副首都のあり様は現在から将来の「国のかたち」に強力な影響をもたらす。副首都建設には少なくとも東京一極集中是正・災害対応力強化・国政全般の改革の促進効果が求められる。副首都構想実現に費やす労力・経費等とその効果を首都機能移転のそれと比較考量すると,筆者には首都機能移転が優位となる。副首都にしても首都機能移転で構築される新都市にしても,これからの国のかたち,日本の国際的地位向上に貢献する必要がある。
3.不可欠な副首都構想の熟議と透明で公正な選定手続き
農業を基盤とする江戸時代末期まで首都は京都にあった。蒸気機関など機械力による産業革命を迫られた日本は,江戸期までの米作中心の農業社会を工業社会に再構築するため明治維新で社会改革し,首都を東京に移して欧米先進国をモデルに近代化政策を進めた。その結果,日本の伝統的農業文化の中心を京都で育みつつ,東京を鉄とコンクリートの超高層ビルに代表される工業文化社会のモデル都市として日本を経済大国に成長させた。京都が明治以降も首都であったら,広範囲に超高層ビルの建設などで人・金・物・情報の大量集積はできず,結果として京都の伝統文化の保存・育成も,工業社会における経済大国実現もできなかったであろう。
中央集権・縦型社会で成長した東京・日本社会は,20世紀末からの分権・横型社会である知識情報社会では東京に代わる首都機能都市を必要とした。国土構造は,東京を頂点とする階層ネットワーク型を,地域の大小を問わず平等に交流しうる水平ネットワーク型に転換しなければならない。東京は経済的地位を高めるため身軽になって知識情報社会に適した経済首都に再生し,新首都は世界をリードする政治・情報文化都市となることを意味する。東京の地位は国内的には現在も盤石であるが,日本の国際的地位はアジアにおいてすら急速に低下している。21世紀初頭に新首都機能都市を実現させ,知識情報社会に適した国のかたちに転換していれば,日本はもっと豊かな国であったであろうと想像する。

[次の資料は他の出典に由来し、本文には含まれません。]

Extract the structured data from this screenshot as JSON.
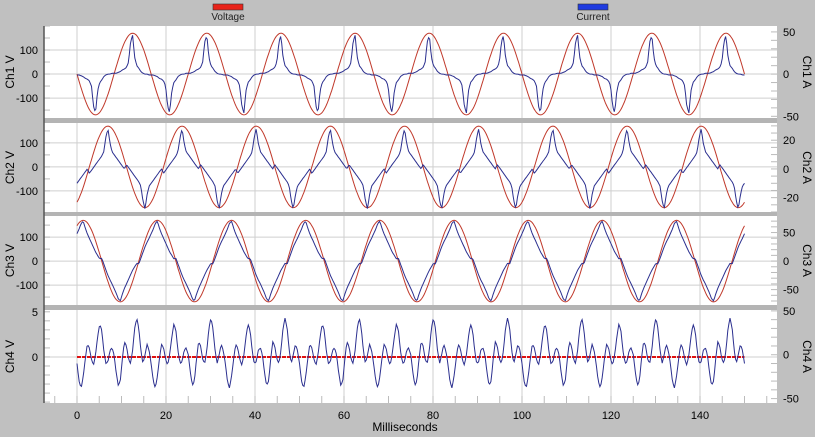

副首都にせよ新首都にせよ土地・交通・災害・水供給・文化形成・国際関係・人口・自然環境,東京との連携のあり方や両都市の同時被災を避ける位置関係など多くの検討事項がある。大阪ありきの副首都構想推進や,巨大与党の数の力で強行することなく,時空間的・俯瞰的視点から透明で公正な選定手続きに基づき国会での熟議と国民的議論を経て結論を導き出して欲しい。特にこれから日本を背負う若い人々が,日本の歴史的・地理的条件や蓄積された知見を踏まえ,あるべき国のかたちの実現に努めることを期待する。